In 1956, Alabama Attorney General John Patterson filed a lawsuit in state court seeking to bar the NAACP, which had a regional office in Alabama, from operating in the state. Such attempts were not unique to Alabama, as other Southern states also tried various litigation strategies to thwart the effective civil rights advocacy of the NAACP, which they viewed as a group of harmful agitators.
The attorney general contended that the NAACP had violated a state law requiring out-of-state corporations to register and pay state fees for conducting interstate business. The NAACP, based in New York, assumed for many years it was exempt.
Before a court hearing, Alabama filed a motion asking that the NAACP produce numerous types of records, including bank statements, leases, deeds and membership lists, including the names and addresses of rank-and-file members.
Disclosure of membership in the NAACP could have had dramatic consequences for Alabama residents at that time. In his memoir, A Matter of Law: A Memoir of Struggle in the Cause of Civil Rights, Robert L. Carter — NAACP general counsel who argued this case — described the harsh consequences of revealing members’ names and addresses: “To do so would expose our members to the threats of lost jobs, physical violence, even possible loss of life, and would risk serious danger to their families.”
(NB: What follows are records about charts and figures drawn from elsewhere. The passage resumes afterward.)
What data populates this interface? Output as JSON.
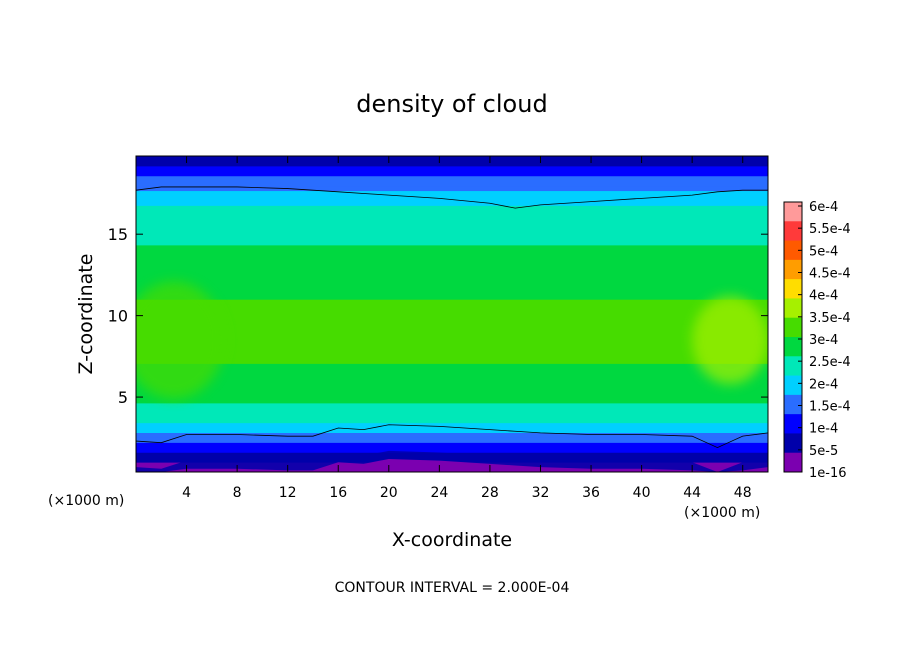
{
  "chart_data": {
    "type": "heatmap",
    "title": "density of cloud",
    "xlabel": "X-coordinate",
    "ylabel": "Z-coordinate",
    "x_unit_left": "(×1000 m)",
    "x_unit_right": "(×1000 m)",
    "footer": "CONTOUR INTERVAL = 2.000E-04",
    "xlim": [
      0,
      50
    ],
    "ylim": [
      0.4,
      19.8
    ],
    "x_ticks": [
      "4",
      "8",
      "12",
      "16",
      "20",
      "24",
      "28",
      "32",
      "36",
      "40",
      "44",
      "48"
    ],
    "x_tick_values": [
      4,
      8,
      12,
      16,
      20,
      24,
      28,
      32,
      36,
      40,
      44,
      48
    ],
    "y_ticks": [
      "5",
      "10",
      "15"
    ],
    "y_tick_values": [
      5,
      10,
      15
    ],
    "colorbar": {
      "labels": [
        "6e-4",
        "5.5e-4",
        "5e-4",
        "4.5e-4",
        "4e-4",
        "3.5e-4",
        "3e-4",
        "2.5e-4",
        "2e-4",
        "1.5e-4",
        "1e-4",
        "5e-5",
        "1e-16"
      ],
      "values": [
        0.0006,
        0.00055,
        0.0005,
        0.00045,
        0.0004,
        0.00035,
        0.0003,
        0.00025,
        0.0002,
        0.00015,
        0.0001,
        5e-05,
        1e-16
      ],
      "colors": [
        "#ff9a9a",
        "#ff3a3a",
        "#ff5a00",
        "#ff9d00",
        "#ffdd00",
        "#a6f000",
        "#46dc00",
        "#00d840",
        "#00e8b8",
        "#00d0ff",
        "#2a6dff",
        "#0000ff",
        "#0000aa",
        "#7b00b0"
      ]
    },
    "field": {
      "x": [
        0,
        2,
        4,
        8,
        12,
        14,
        16,
        18,
        20,
        24,
        28,
        30,
        32,
        36,
        40,
        44,
        46,
        48,
        50
      ],
      "z": [
        0.4,
        0.9,
        1.3,
        1.8,
        2.3,
        2.9,
        3.5,
        4.5,
        6,
        8,
        9.5,
        11,
        13,
        15,
        16.5,
        17.5,
        18.3,
        19,
        19.8
      ],
      "profile_z": [
        0.4,
        0.9,
        1.3,
        1.8,
        2.3,
        2.9,
        3.5,
        4.5,
        6,
        8,
        9.5,
        11,
        13,
        15,
        16.5,
        17.5,
        18.3,
        19,
        19.8
      ],
      "profile_density": [
        1e-16,
        3e-05,
        7e-05,
        0.00011,
        0.00016,
        0.0002,
        0.00025,
        0.0003,
        0.00034,
        0.00036,
        0.00037,
        0.00035,
        0.00032,
        0.00029,
        0.00026,
        0.00022,
        0.00017,
        0.00011,
        7e-05
      ],
      "contour_lower_z": [
        2.3,
        2.2,
        2.7,
        2.7,
        2.6,
        2.6,
        3.1,
        3.0,
        3.3,
        3.2,
        3.0,
        2.9,
        2.8,
        2.7,
        2.7,
        2.6,
        1.9,
        2.6,
        2.8
      ],
      "contour_upper_z": [
        17.7,
        17.9,
        17.9,
        17.9,
        17.8,
        17.7,
        17.6,
        17.5,
        17.4,
        17.2,
        16.9,
        16.6,
        16.8,
        17.0,
        17.2,
        17.4,
        17.6,
        17.7,
        17.7
      ],
      "high_blobs": [
        {
          "x": 3,
          "z": 8.5,
          "r": 4,
          "density": 0.00038
        },
        {
          "x": 47,
          "z": 8.5,
          "r": 3,
          "density": 0.0004
        }
      ]
    }
  }
}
In his memoir, Carter also said he believed the case implicated core First Amendment issues: “I was also certain that our activities, which involved only peaceful protests and activity against racial discrimination imposed and enforced by the state, were protected by the First Amendment.”
The NAACP lost in Alabama state court. A trial judge imposed an astronomical fine of $100,000 for continuing contempt for the civil rights group’s alleged violation of the statute. The Alabama Supreme Court twice refused to grant review of this contempt judgment.
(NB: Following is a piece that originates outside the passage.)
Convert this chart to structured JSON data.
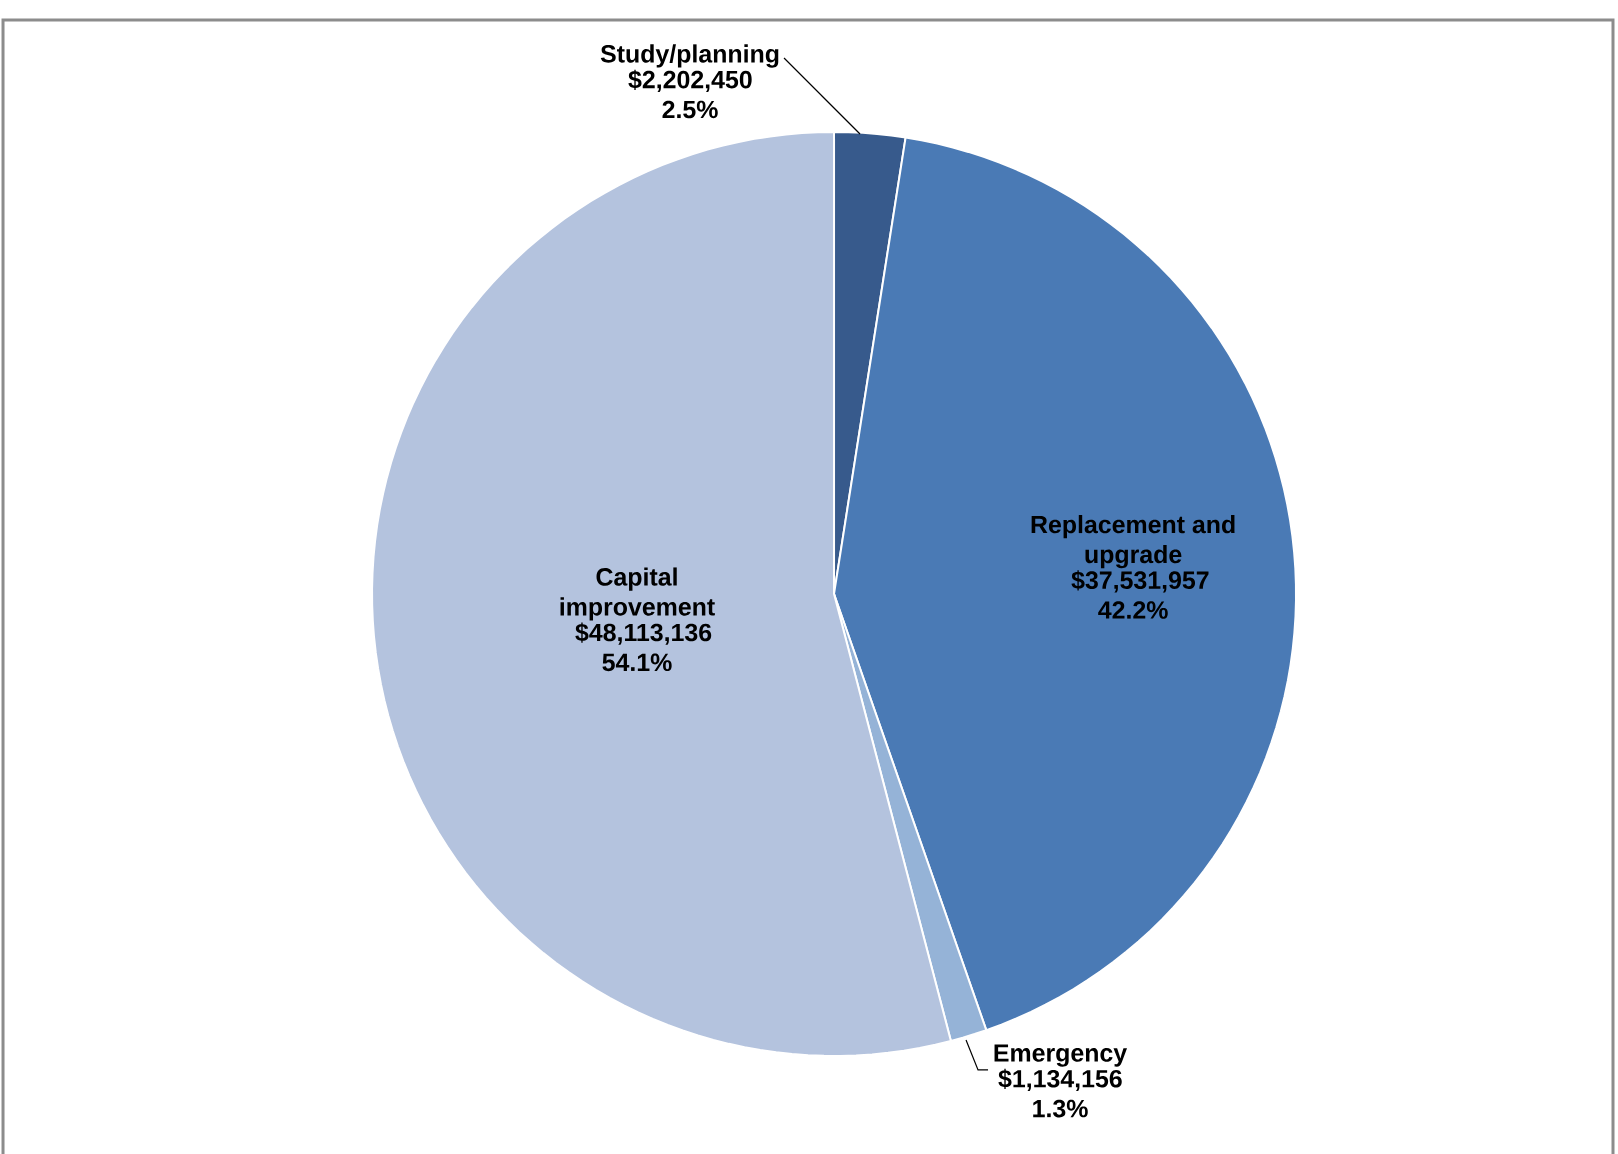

However, the U.S. Supreme Court granted review and issued its famous ruling in an opinion by Justice John Marshall Harlan — the grandson of the first Justice John Marshall Harlan, who was known as “the Great Dissenter” for his lone dissents in the odious pro-segregation decisions The Civil Rights Cases (1883) and Plessy v. Ferguson (1896).
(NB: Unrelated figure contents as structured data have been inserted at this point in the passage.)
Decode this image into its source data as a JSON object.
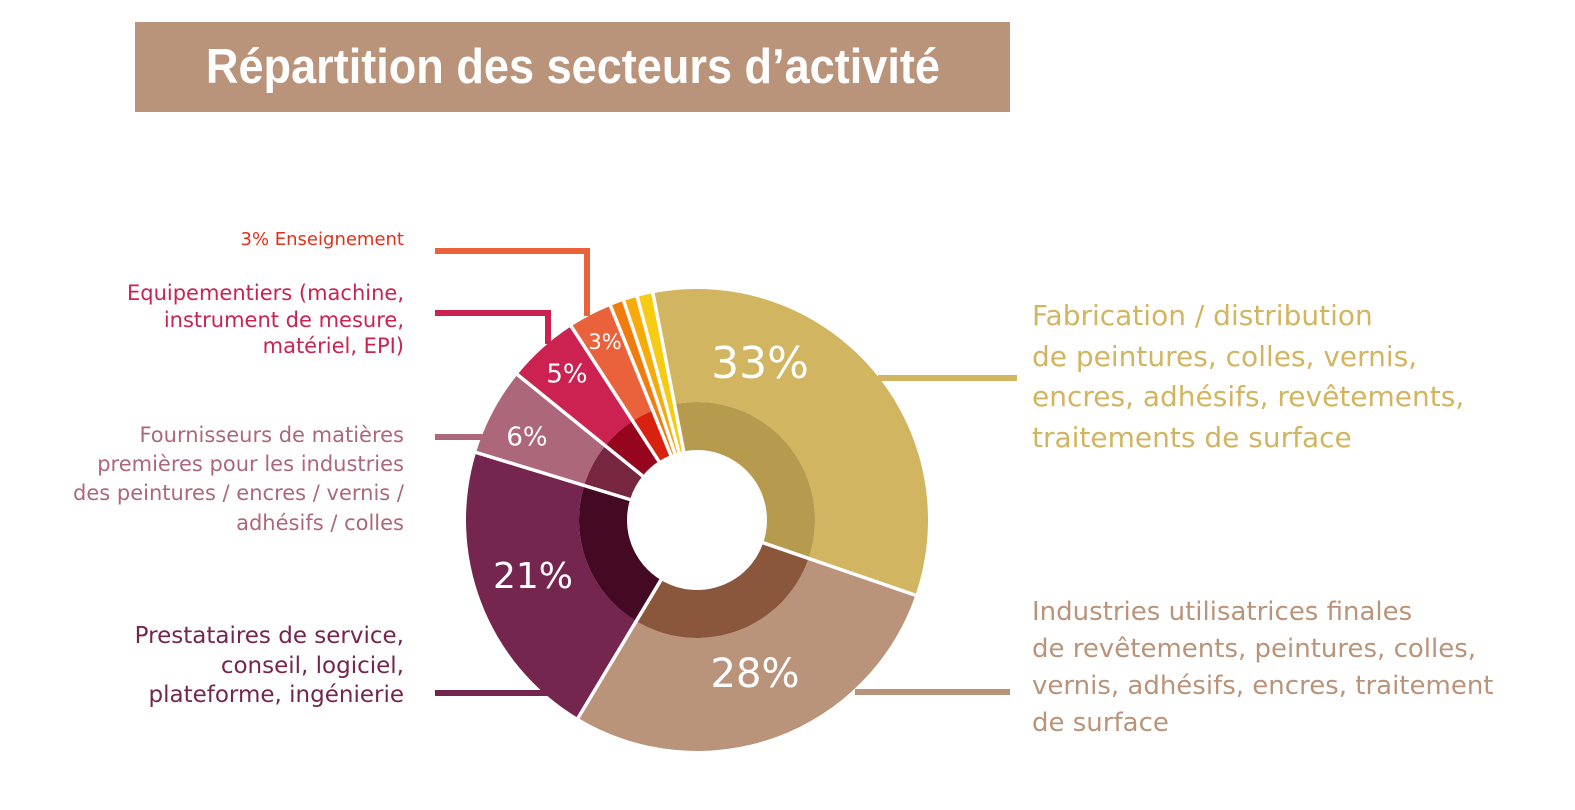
{
  "title": "Répartition des secteurs d’activité",
  "colors": {
    "title_bg": "#b9937a",
    "background": "#ffffff"
  },
  "chart_data": {
    "type": "pie",
    "variant": "donut",
    "title": "Répartition des secteurs d’activité",
    "unit": "%",
    "slices": [
      {
        "label": "Fabrication / distribution\nde peintures, colles, vernis,\nencres, adhésifs, revêtements,\ntraitements de surface",
        "value": 33,
        "value_label": "33%",
        "color": "#d1b560",
        "inner_color": "#b69a4e",
        "label_color": "#d1b560"
      },
      {
        "label": "Industries utilisatrices finales\nde revêtements, peintures, colles,\nvernis, adhésifs, encres, traitement\nde surface",
        "value": 28,
        "value_label": "28%",
        "color": "#ba947a",
        "inner_color": "#8a573c",
        "label_color": "#ba947a"
      },
      {
        "label": "Prestataires de service,\nconseil, logiciel,\nplateforme, ingénierie",
        "value": 21,
        "value_label": "21%",
        "color": "#74264e",
        "inner_color": "#440a24",
        "label_color": "#74264e"
      },
      {
        "label": "Fournisseurs de matières\npremières pour les industries\ndes peintures / encres / vernis /\nadhésifs / colles",
        "value": 6,
        "value_label": "6%",
        "color": "#ad677b",
        "inner_color": "#76263e",
        "label_color": "#ad677b"
      },
      {
        "label": "Equipementiers (machine,\ninstrument de mesure,\nmatériel, EPI)",
        "value": 5,
        "value_label": "5%",
        "color": "#cb2251",
        "inner_color": "#96051e",
        "label_color": "#cb2251"
      },
      {
        "label": "3% Enseignement",
        "value": 3,
        "value_label": "3%",
        "color": "#ea623c",
        "inner_color": "#d8210f",
        "label_color": "#e3301a"
      },
      {
        "label": "",
        "value": 1,
        "value_label": "",
        "color": "#ef7c0e",
        "inner_color": "#ef7c0e",
        "label_color": ""
      },
      {
        "label": "",
        "value": 1,
        "value_label": "",
        "color": "#f7ab0a",
        "inner_color": "#f7ab0a",
        "label_color": ""
      },
      {
        "label": "",
        "value": 1,
        "value_label": "",
        "color": "#f6cb12",
        "inner_color": "#f6cb12",
        "label_color": ""
      }
    ],
    "legend": "callout-labels"
  }
}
“Inviolability of privacy in group association may in many circumstances be indispensable to preservation of freedom of association, particularly where a group espouses dissident beliefs,” Harlan wrote in NAACP v. Alabama. “Petitioner has made an uncontroverted showing that on past occasions revelation of the identity of its rank-and-file members has exposed these members to economic reprisal, loss of employment, threat of physical coercion, and other manifestations of public hostility.”
To Harlan, the “compelled disclosure” of the membership lists would prohibit those NAACP members from exercising their assembly and association rights under the First Amendment. He concluded that “Alabama has fallen short of showing a controlling justification for the deterrent effect on the free enjoyment of the right to associate which disclosure of membership lists is likely to have.”
Carter, who has been a federal district court judge since 1972, wrote that the decision was a “great victory, but enforcement took years.” It actually took other decisions by the U.S. Supreme Court in the same litigation, culminating in the 1964 NAACP v. Alabama, also written by Justice Harlan, to ensure that the state would not attempt to oust the civil rights group from the state.
However, the Court’s decision on June 30, 1958, was a historic decision in many ways. Certainly, the decision sent a message to civil rights activists that the Supreme Court would scrutinize government practices that infringed on constitutional freedoms. The decision also proved important to First Amendment law, recognizing the importance of freedom of association and anonymous expression.
First Amendment expert Robert M. O’Neil, president of the Thomas Jefferson Center for the Protection of Free Expression, said the decision also “marks the Court’s willingness to apply the First Amendment in non-literal contexts … something other than the spoken or printed word.”